I'll solve this as per a recommandation from Sebastiano Peluso:
- the rollback creates the RemoteTransaction and marks it as rollback
- when the prepare eventually arrives it checks to see if the transaction is not already marked for rollback. If so it removes it.
- if the prepare never arrives it means that the originator has crashed and the transaction should be cleaned by the remote lookup service

Comment 4 JBoss JIRA Server 2012-10-13 23:03:48 UTC
Mircea Markus <mmarkus> made a comment on jira ISPN-2081

This also require the following improvement, again suggested by Sebastiano Peluso:
- during the prepare, we first try to acquire a lock locally
- if this lock acquisition fails, we throw a timeout exception
- as response to the timeout exception the TransactionCoordinator triggers a rollback
- this rollback propagates to remote nodes.
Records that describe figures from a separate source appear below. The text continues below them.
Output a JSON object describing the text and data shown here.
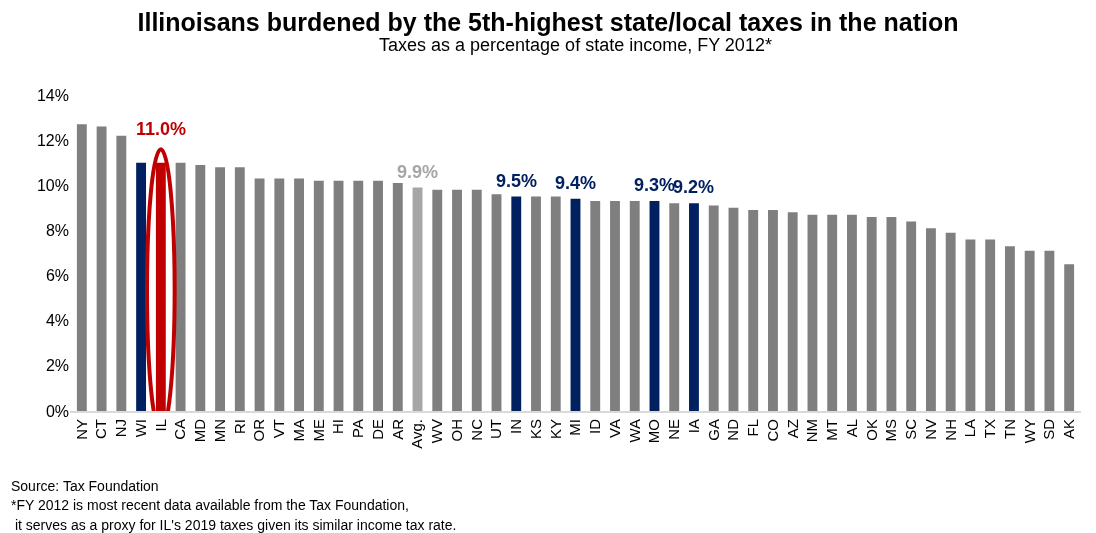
{
  "chart_data": {
    "type": "bar",
    "title": "Illinoisans burdened by the 5th-highest state/local taxes in the nation",
    "subtitle": "Taxes as a percentage of state income, FY 2012*",
    "categories": [
      "NY",
      "CT",
      "NJ",
      "WI",
      "IL",
      "CA",
      "MD",
      "MN",
      "RI",
      "OR",
      "VT",
      "MA",
      "ME",
      "HI",
      "PA",
      "DE",
      "AR",
      "Avg.",
      "WV",
      "OH",
      "NC",
      "UT",
      "IN",
      "KS",
      "KY",
      "MI",
      "ID",
      "VA",
      "WA",
      "MO",
      "NE",
      "IA",
      "GA",
      "ND",
      "FL",
      "CO",
      "AZ",
      "NM",
      "MT",
      "AL",
      "OK",
      "MS",
      "SC",
      "NV",
      "NH",
      "LA",
      "TX",
      "TN",
      "WY",
      "SD",
      "AK"
    ],
    "values": [
      12.7,
      12.6,
      12.2,
      11.0,
      11.0,
      11.0,
      10.9,
      10.8,
      10.8,
      10.3,
      10.3,
      10.3,
      10.2,
      10.2,
      10.2,
      10.2,
      10.1,
      9.9,
      9.8,
      9.8,
      9.8,
      9.6,
      9.5,
      9.5,
      9.5,
      9.4,
      9.3,
      9.3,
      9.3,
      9.3,
      9.2,
      9.2,
      9.1,
      9.0,
      8.9,
      8.9,
      8.8,
      8.7,
      8.7,
      8.7,
      8.6,
      8.6,
      8.4,
      8.1,
      7.9,
      7.6,
      7.6,
      7.3,
      7.1,
      7.1,
      6.5
    ],
    "colors": [
      "#7f7f7f",
      "#7f7f7f",
      "#7f7f7f",
      "#002060",
      "#c00000",
      "#7f7f7f",
      "#7f7f7f",
      "#7f7f7f",
      "#7f7f7f",
      "#7f7f7f",
      "#7f7f7f",
      "#7f7f7f",
      "#7f7f7f",
      "#7f7f7f",
      "#7f7f7f",
      "#7f7f7f",
      "#7f7f7f",
      "#a6a6a6",
      "#7f7f7f",
      "#7f7f7f",
      "#7f7f7f",
      "#7f7f7f",
      "#002060",
      "#7f7f7f",
      "#7f7f7f",
      "#002060",
      "#7f7f7f",
      "#7f7f7f",
      "#7f7f7f",
      "#002060",
      "#7f7f7f",
      "#002060",
      "#7f7f7f",
      "#7f7f7f",
      "#7f7f7f",
      "#7f7f7f",
      "#7f7f7f",
      "#7f7f7f",
      "#7f7f7f",
      "#7f7f7f",
      "#7f7f7f",
      "#7f7f7f",
      "#7f7f7f",
      "#7f7f7f",
      "#7f7f7f",
      "#7f7f7f",
      "#7f7f7f",
      "#7f7f7f",
      "#7f7f7f",
      "#7f7f7f",
      "#7f7f7f"
    ],
    "value_labels": [
      null,
      null,
      null,
      null,
      "11.0%",
      null,
      null,
      null,
      null,
      null,
      null,
      null,
      null,
      null,
      null,
      null,
      null,
      "9.9%",
      null,
      null,
      null,
      null,
      "9.5%",
      null,
      null,
      "9.4%",
      null,
      null,
      null,
      "9.3%",
      null,
      "9.2%",
      null,
      null,
      null,
      null,
      null,
      null,
      null,
      null,
      null,
      null,
      null,
      null,
      null,
      null,
      null,
      null,
      null,
      null,
      null
    ],
    "ylim": [
      0,
      14
    ],
    "yticks": [
      {
        "value": 0,
        "label": "0%"
      },
      {
        "value": 2,
        "label": "2%"
      },
      {
        "value": 4,
        "label": "4%"
      },
      {
        "value": 6,
        "label": "6%"
      },
      {
        "value": 8,
        "label": "8%"
      },
      {
        "value": 10,
        "label": "10%"
      },
      {
        "value": 12,
        "label": "12%"
      },
      {
        "value": 14,
        "label": "14%"
      }
    ],
    "grid": false,
    "legend": false,
    "annotations": [
      "Source: Tax Foundation",
      "*FY 2012 is most recent data available from the Tax Foundation,",
      " it serves as a proxy for IL's 2019 taxes given its similar income tax rate."
    ]
  }
}
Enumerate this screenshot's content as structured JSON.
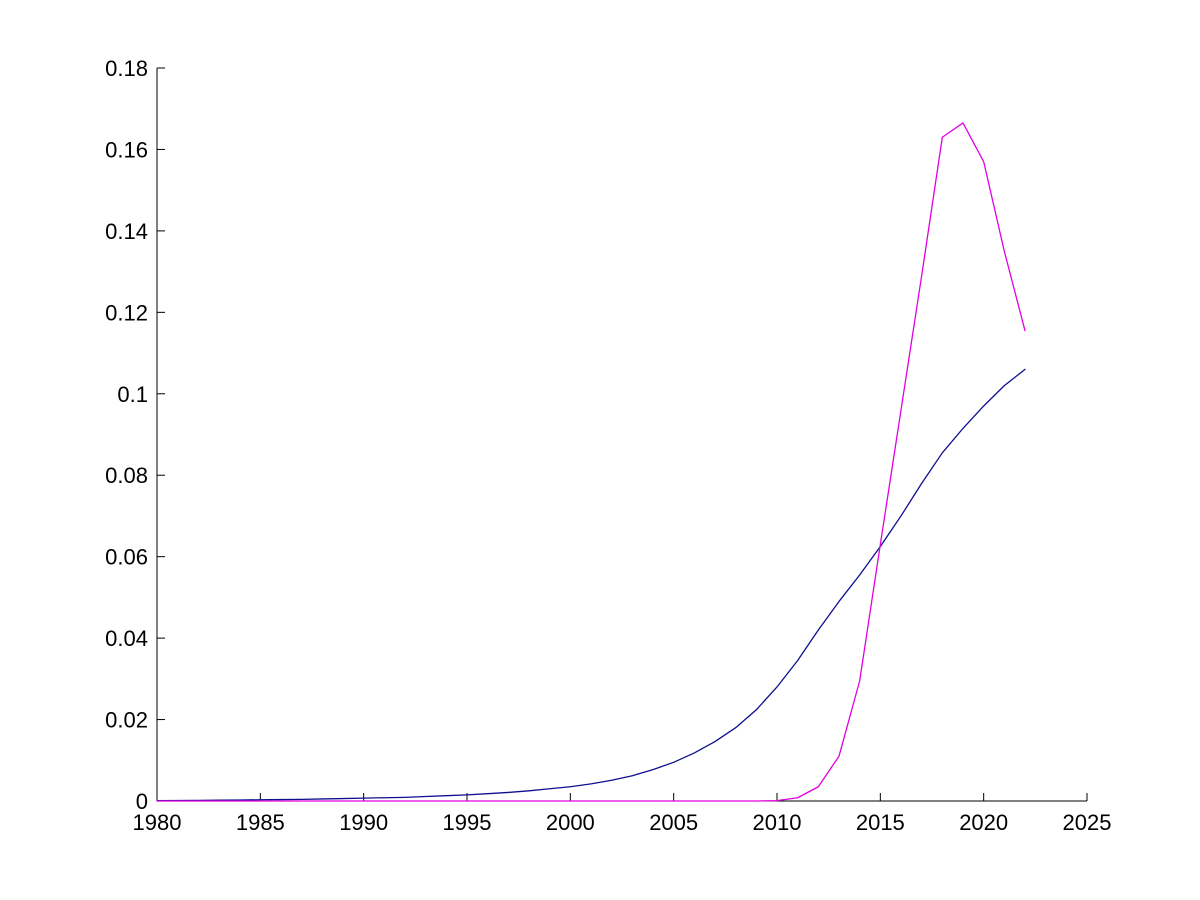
{
  "figure": {
    "background_color": "#ffffff"
  },
  "chart_data": {
    "type": "line",
    "title": "",
    "xlabel": "",
    "ylabel": "",
    "grid": false,
    "legend": "none",
    "axis_color": "#000000",
    "tick_label_color": "#000000",
    "xlim": [
      1980,
      2025
    ],
    "ylim": [
      0,
      0.18
    ],
    "x_ticks": [
      1980,
      1985,
      1990,
      1995,
      2000,
      2005,
      2010,
      2015,
      2020,
      2025
    ],
    "x_tick_labels": [
      "1980",
      "1985",
      "1990",
      "1995",
      "2000",
      "2005",
      "2010",
      "2015",
      "2020",
      "2025"
    ],
    "y_ticks": [
      0,
      0.02,
      0.04,
      0.06,
      0.08,
      0.1,
      0.12,
      0.14,
      0.16,
      0.18
    ],
    "y_tick_labels": [
      "0",
      "0.02",
      "0.04",
      "0.06",
      "0.08",
      "0.1",
      "0.12",
      "0.14",
      "0.16",
      "0.18"
    ],
    "x": [
      1980,
      1981,
      1982,
      1983,
      1984,
      1985,
      1986,
      1987,
      1988,
      1989,
      1990,
      1991,
      1992,
      1993,
      1994,
      1995,
      1996,
      1997,
      1998,
      1999,
      2000,
      2001,
      2002,
      2003,
      2004,
      2005,
      2006,
      2007,
      2008,
      2009,
      2010,
      2011,
      2012,
      2013,
      2014,
      2015,
      2016,
      2017,
      2018,
      2019,
      2020,
      2021,
      2022
    ],
    "series": [
      {
        "name": "line-1-dark-blue",
        "color": "#0f0f8f",
        "values": [
          0.0001,
          0.00012,
          0.00015,
          0.0002,
          0.00025,
          0.0003,
          0.00035,
          0.0004,
          0.0005,
          0.0006,
          0.0007,
          0.0008,
          0.0009,
          0.0011,
          0.0013,
          0.0015,
          0.0018,
          0.0021,
          0.0025,
          0.003,
          0.0035,
          0.0042,
          0.0051,
          0.0062,
          0.0077,
          0.0095,
          0.0118,
          0.0146,
          0.018,
          0.0224,
          0.028,
          0.0345,
          0.042,
          0.049,
          0.0555,
          0.0625,
          0.07,
          0.078,
          0.0855,
          0.0915,
          0.097,
          0.102,
          0.106
        ]
      },
      {
        "name": "line-2-magenta",
        "color": "#e000e0",
        "values": [
          0,
          0,
          0,
          0,
          0,
          0,
          0,
          0,
          0,
          0,
          0,
          0,
          0,
          0,
          0,
          0,
          0,
          0,
          0,
          0,
          0,
          0,
          0,
          0,
          0,
          0,
          0,
          0,
          0,
          0,
          0.0001,
          0.0008,
          0.0035,
          0.011,
          0.0295,
          0.063,
          0.096,
          0.129,
          0.163,
          0.1665,
          0.157,
          0.135,
          0.1155
        ]
      }
    ]
  }
}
As the rollback also creates a transaction now (see previous comment) this transaction will never be cleaned
- what we basically need to do is not to send a remote rollback unless required, i.e. if this transaction went remotely

Comment 5 JBoss JIRA Server 2012-10-14 13:22:05 UTC
Dan Berindei <dberinde> made a comment on jira ISPN-2081

I'm not sure about the first step, "try to acquire a lock locally". Say the local node (B) is a backup owner for key k1, the tx (tx1) acquires the lock locally, then it tries to go remote to the primary owner (A). The lock is held by another tx (tx2, originated from another node C) on the primary, but then A dies and B becomes the primary owner.

The tx1 caller will get a SuspectException, and the lock on B will be released. But the commit/tx completion command for tx2 might arrive on B just before that happens, and tx2 will try to unlock k1 while it is held by tx1 - resulting in an IllegalMonitorStateException.
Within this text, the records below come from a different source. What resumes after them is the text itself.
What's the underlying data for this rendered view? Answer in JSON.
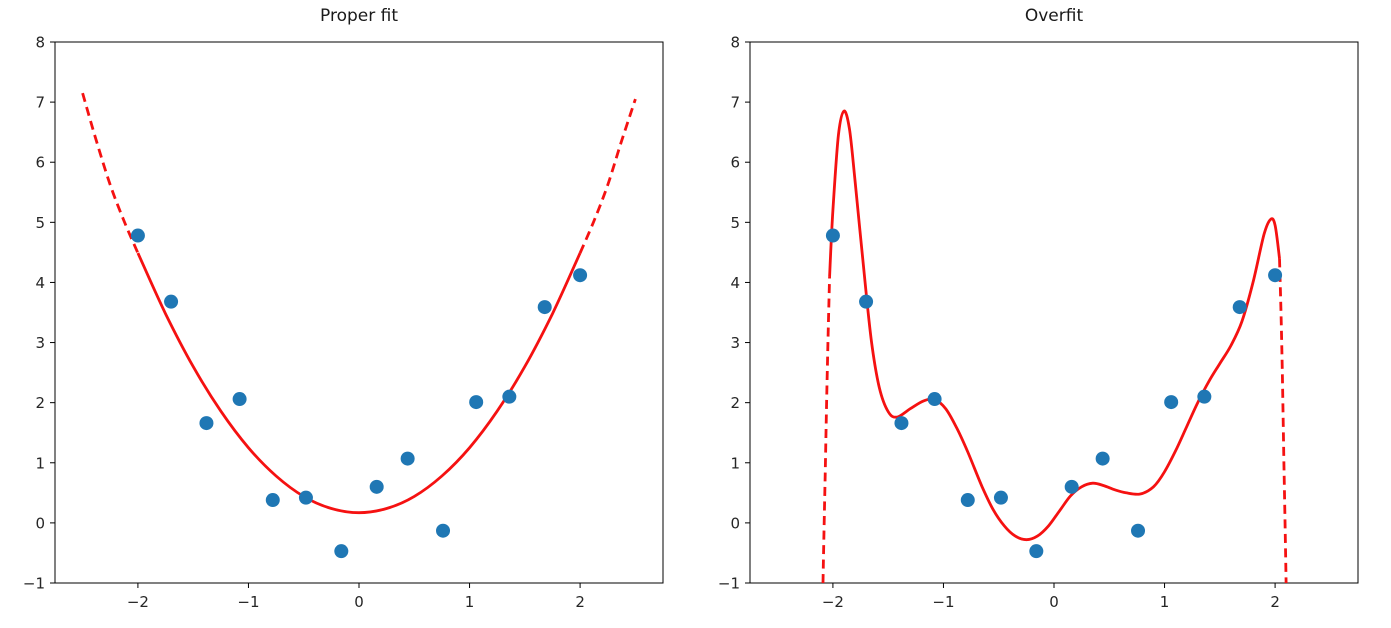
{
  "figure": {
    "background": "#ffffff",
    "charts_count": 2
  },
  "chart_data": [
    {
      "type": "scatter",
      "title": "Proper fit",
      "xlabel": "",
      "ylabel": "",
      "xlim": [
        -2.75,
        2.75
      ],
      "ylim": [
        -1,
        8
      ],
      "xticks": [
        -2,
        -1,
        0,
        1,
        2
      ],
      "yticks": [
        -1,
        0,
        1,
        2,
        3,
        4,
        5,
        6,
        7,
        8
      ],
      "grid": false,
      "point_color": "#1f77b4",
      "curve_color": "#f51111",
      "scatter_x": [
        -2.0,
        -1.7,
        -1.38,
        -1.08,
        -0.78,
        -0.48,
        -0.16,
        0.16,
        0.44,
        0.76,
        1.06,
        1.36,
        1.68,
        2.0
      ],
      "scatter_y": [
        4.78,
        3.68,
        1.66,
        2.06,
        0.38,
        0.42,
        -0.47,
        0.6,
        1.07,
        -0.13,
        2.01,
        2.1,
        3.59,
        4.12
      ],
      "curve_segments": [
        {
          "style": "dashed",
          "points": [
            [
              -2.5,
              7.15
            ],
            [
              -2.375,
              6.35
            ],
            [
              -2.25,
              5.62
            ],
            [
              -2.125,
              5.02
            ],
            [
              -2.0,
              4.49
            ]
          ]
        },
        {
          "style": "solid",
          "points": [
            [
              -2.0,
              4.49
            ],
            [
              -1.75,
              3.48
            ],
            [
              -1.5,
              2.6
            ],
            [
              -1.25,
              1.86
            ],
            [
              -1.0,
              1.25
            ],
            [
              -0.75,
              0.78
            ],
            [
              -0.5,
              0.44
            ],
            [
              -0.25,
              0.24
            ],
            [
              0.0,
              0.17
            ],
            [
              0.25,
              0.24
            ],
            [
              0.5,
              0.44
            ],
            [
              0.75,
              0.78
            ],
            [
              1.0,
              1.25
            ],
            [
              1.25,
              1.86
            ],
            [
              1.5,
              2.6
            ],
            [
              1.75,
              3.48
            ],
            [
              2.0,
              4.49
            ]
          ]
        },
        {
          "style": "dashed",
          "points": [
            [
              2.0,
              4.49
            ],
            [
              2.125,
              5.02
            ],
            [
              2.25,
              5.62
            ],
            [
              2.375,
              6.35
            ],
            [
              2.5,
              7.05
            ]
          ]
        }
      ]
    },
    {
      "type": "scatter",
      "title": "Overfit",
      "xlabel": "",
      "ylabel": "",
      "xlim": [
        -2.75,
        2.75
      ],
      "ylim": [
        -1,
        8
      ],
      "xticks": [
        -2,
        -1,
        0,
        1,
        2
      ],
      "yticks": [
        -1,
        0,
        1,
        2,
        3,
        4,
        5,
        6,
        7,
        8
      ],
      "grid": false,
      "point_color": "#1f77b4",
      "curve_color": "#f51111",
      "scatter_x": [
        -2.0,
        -1.7,
        -1.38,
        -1.08,
        -0.78,
        -0.48,
        -0.16,
        0.16,
        0.44,
        0.76,
        1.06,
        1.36,
        1.68,
        2.0
      ],
      "scatter_y": [
        4.78,
        3.68,
        1.66,
        2.06,
        0.38,
        0.42,
        -0.47,
        0.6,
        1.07,
        -0.13,
        2.01,
        2.1,
        3.59,
        4.12
      ],
      "curve_segments": [
        {
          "style": "dashed",
          "points": [
            [
              -2.09,
              -1.0
            ],
            [
              -2.07,
              0.8
            ],
            [
              -2.05,
              2.6
            ],
            [
              -2.03,
              4.1
            ]
          ]
        },
        {
          "style": "solid",
          "points": [
            [
              -2.03,
              4.1
            ],
            [
              -2.0,
              5.2
            ],
            [
              -1.95,
              6.45
            ],
            [
              -1.9,
              6.85
            ],
            [
              -1.85,
              6.55
            ],
            [
              -1.8,
              5.7
            ],
            [
              -1.72,
              4.2
            ],
            [
              -1.65,
              3.0
            ],
            [
              -1.58,
              2.25
            ],
            [
              -1.5,
              1.85
            ],
            [
              -1.42,
              1.76
            ],
            [
              -1.3,
              1.9
            ],
            [
              -1.18,
              2.03
            ],
            [
              -1.08,
              2.05
            ],
            [
              -0.98,
              1.9
            ],
            [
              -0.88,
              1.58
            ],
            [
              -0.78,
              1.18
            ],
            [
              -0.65,
              0.6
            ],
            [
              -0.55,
              0.22
            ],
            [
              -0.45,
              -0.05
            ],
            [
              -0.35,
              -0.22
            ],
            [
              -0.25,
              -0.28
            ],
            [
              -0.15,
              -0.22
            ],
            [
              -0.05,
              -0.05
            ],
            [
              0.05,
              0.2
            ],
            [
              0.15,
              0.45
            ],
            [
              0.25,
              0.6
            ],
            [
              0.35,
              0.66
            ],
            [
              0.45,
              0.62
            ],
            [
              0.55,
              0.55
            ],
            [
              0.65,
              0.5
            ],
            [
              0.78,
              0.48
            ],
            [
              0.9,
              0.6
            ],
            [
              1.0,
              0.85
            ],
            [
              1.1,
              1.2
            ],
            [
              1.2,
              1.6
            ],
            [
              1.3,
              2.0
            ],
            [
              1.4,
              2.35
            ],
            [
              1.5,
              2.65
            ],
            [
              1.6,
              2.95
            ],
            [
              1.7,
              3.35
            ],
            [
              1.8,
              4.0
            ],
            [
              1.9,
              4.8
            ],
            [
              1.96,
              5.05
            ],
            [
              2.0,
              4.95
            ],
            [
              2.04,
              4.4
            ]
          ]
        },
        {
          "style": "dashed",
          "points": [
            [
              2.04,
              4.4
            ],
            [
              2.06,
              3.0
            ],
            [
              2.08,
              1.0
            ],
            [
              2.1,
              -1.0
            ]
          ]
        }
      ]
    }
  ]
}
I've been also thinking for some time that users shouldn't see SuspectExceptions and Infinispan should retry those commands instead. My idea was to retry automatically in the DistributionInterceptor, but if tx1 already held the lock on B it would be able to commit before tx2 - meaning we have to move the retry logic at a lower level.

Comment 6 JBoss JIRA Server 2012-10-14 13:39:48 UTC
Mircea Markus <mmarkus> made a comment on jira ISPN-2081

[~dan.berindei]"Say the local node (B) is a backup owner for key k1, the tx (tx1) acquires the lock locally" <-- in this situation the transaction would not acquire any lock locally, but just set the value of backup lock flag. The lock acquisition when run locally is no different from when run remotely. 
The situation I've described happens when the main owner of k1 is B and the the local tx cannot acquire a lock on it. In this case, with the current code, a remote rollback is sent even though the tx hasn't left the originator node. This is sub-optimal for now, but as we plan to create a remote transaction during rollback as well, this is not allowed to happen as that tx would leak.
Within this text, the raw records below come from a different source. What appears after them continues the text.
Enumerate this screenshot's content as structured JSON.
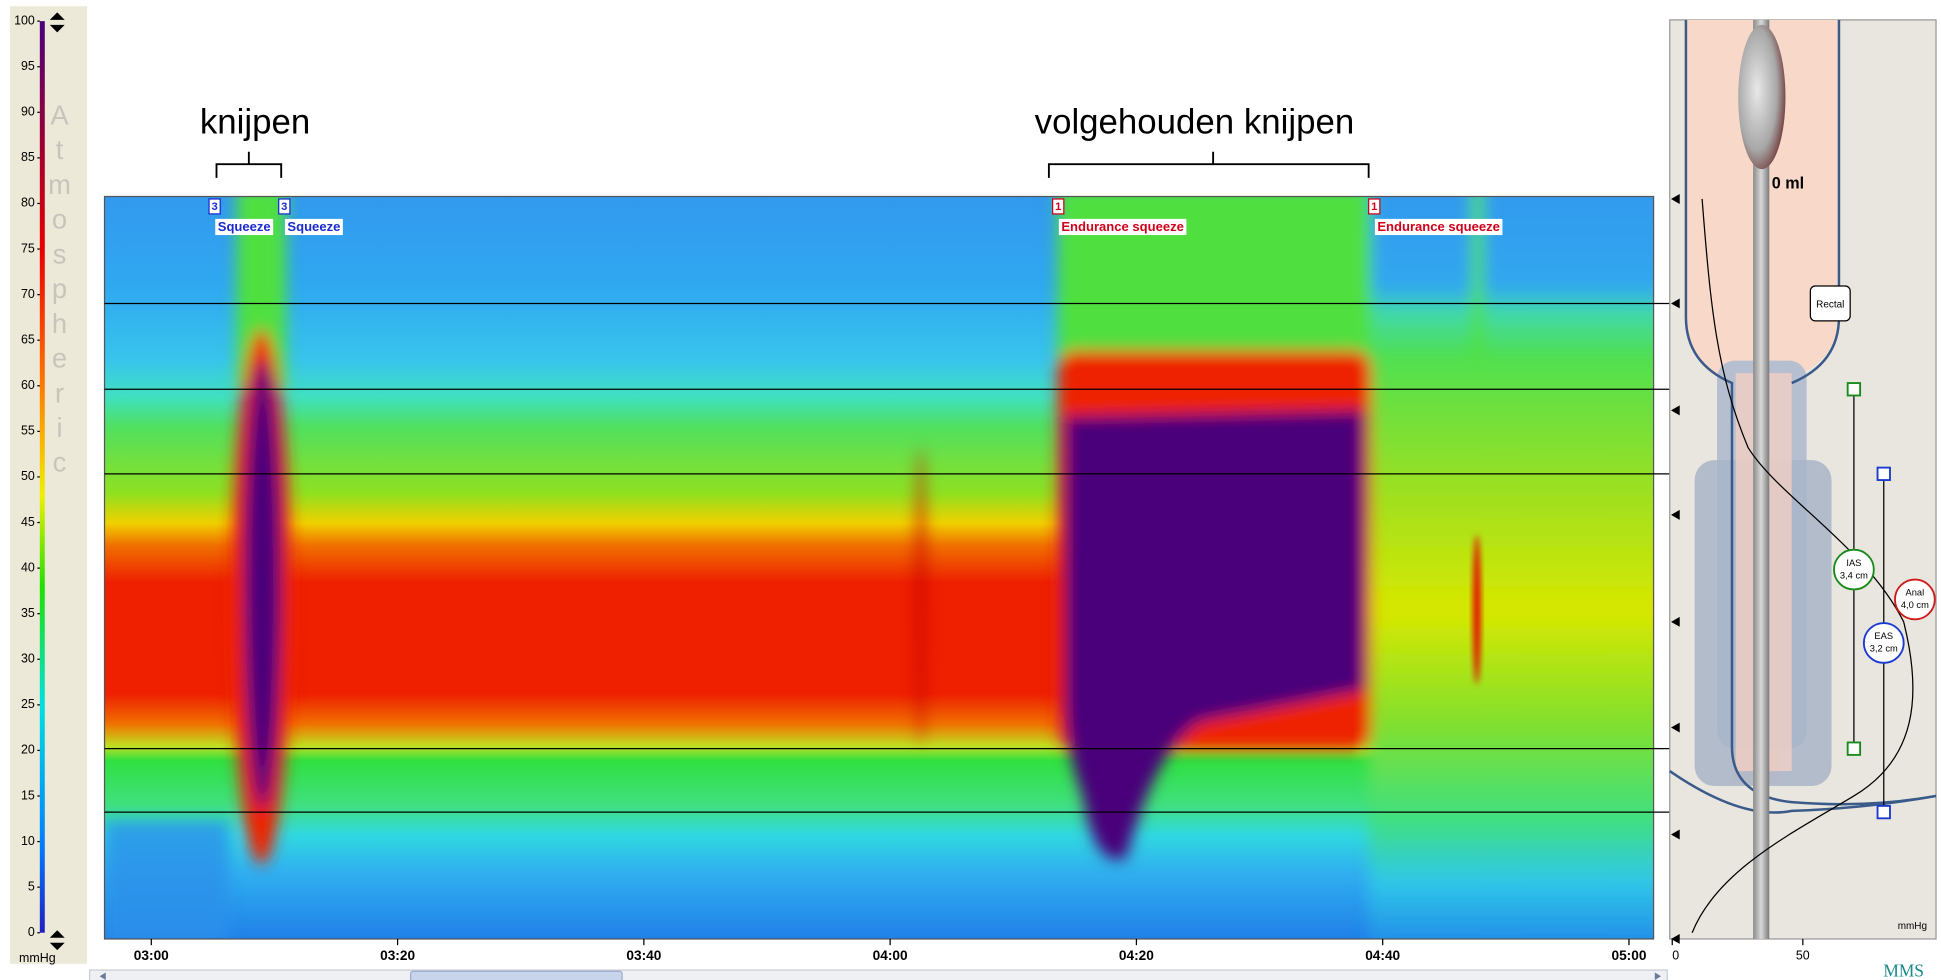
{
  "colorbar": {
    "range": [
      0,
      100
    ],
    "ticks": [
      0,
      5,
      10,
      15,
      20,
      25,
      30,
      35,
      40,
      45,
      50,
      55,
      60,
      65,
      70,
      75,
      80,
      85,
      90,
      95,
      100
    ],
    "title": "Atmospheric",
    "unit": "mmHg"
  },
  "annotations": [
    "knijpen",
    "volgehouden knijpen"
  ],
  "events": [
    {
      "count": 3,
      "label": "Squeeze"
    },
    {
      "count": 3,
      "label": "Squeeze"
    },
    {
      "count": 1,
      "label": "Endurance squeeze"
    },
    {
      "count": 1,
      "label": "Endurance squeeze"
    }
  ],
  "time_axis": {
    "range": [
      176.2,
      302.0
    ],
    "ticks": [
      {
        "value": 180,
        "label": "03:00"
      },
      {
        "value": 200,
        "label": "03:20"
      },
      {
        "value": 220,
        "label": "03:40"
      },
      {
        "value": 240,
        "label": "04:00"
      },
      {
        "value": 260,
        "label": "04:20"
      },
      {
        "value": 280,
        "label": "04:40"
      },
      {
        "value": 300,
        "label": "05:00"
      }
    ]
  },
  "profile": {
    "volume": "0 ml",
    "sensor": "Rectal",
    "zones": [
      {
        "name": "IAS",
        "length": "3,4 cm"
      },
      {
        "name": "Anal",
        "length": "4,0 cm"
      },
      {
        "name": "EAS",
        "length": "3,2 cm"
      }
    ],
    "axis": {
      "range": [
        0,
        101
      ],
      "ticks": [
        0,
        50
      ],
      "unit": "mmHg"
    }
  },
  "logo": "MMS"
}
Comment 7 JBoss JIRA Server 2012-10-14 14:10:08 UTC
Dan Berindei <dberinde> made a comment on jira ISPN-2081

Ok, never mind then... I thought you wanted to change things so that the lock is always acquired on the local node, regardless of ownership.

Comment 8 JBoss JIRA Server 2012-10-17 10:26:04 UTC
Dan Berindei <dberinde> made a comment on jira ISPN-2081

Integrated in master, but the fix can't be backported to 5.1.x - it would need a different approach.

Comment 9 mark yarborough 2012-11-14 14:42:23 UTC
ttarrant will add jira links as appropriate.

Comment 10 Anna Manukyan 2012-12-20 14:25:35 UTC
I've verified that all added tests are in place. They run on all environments and succeeded.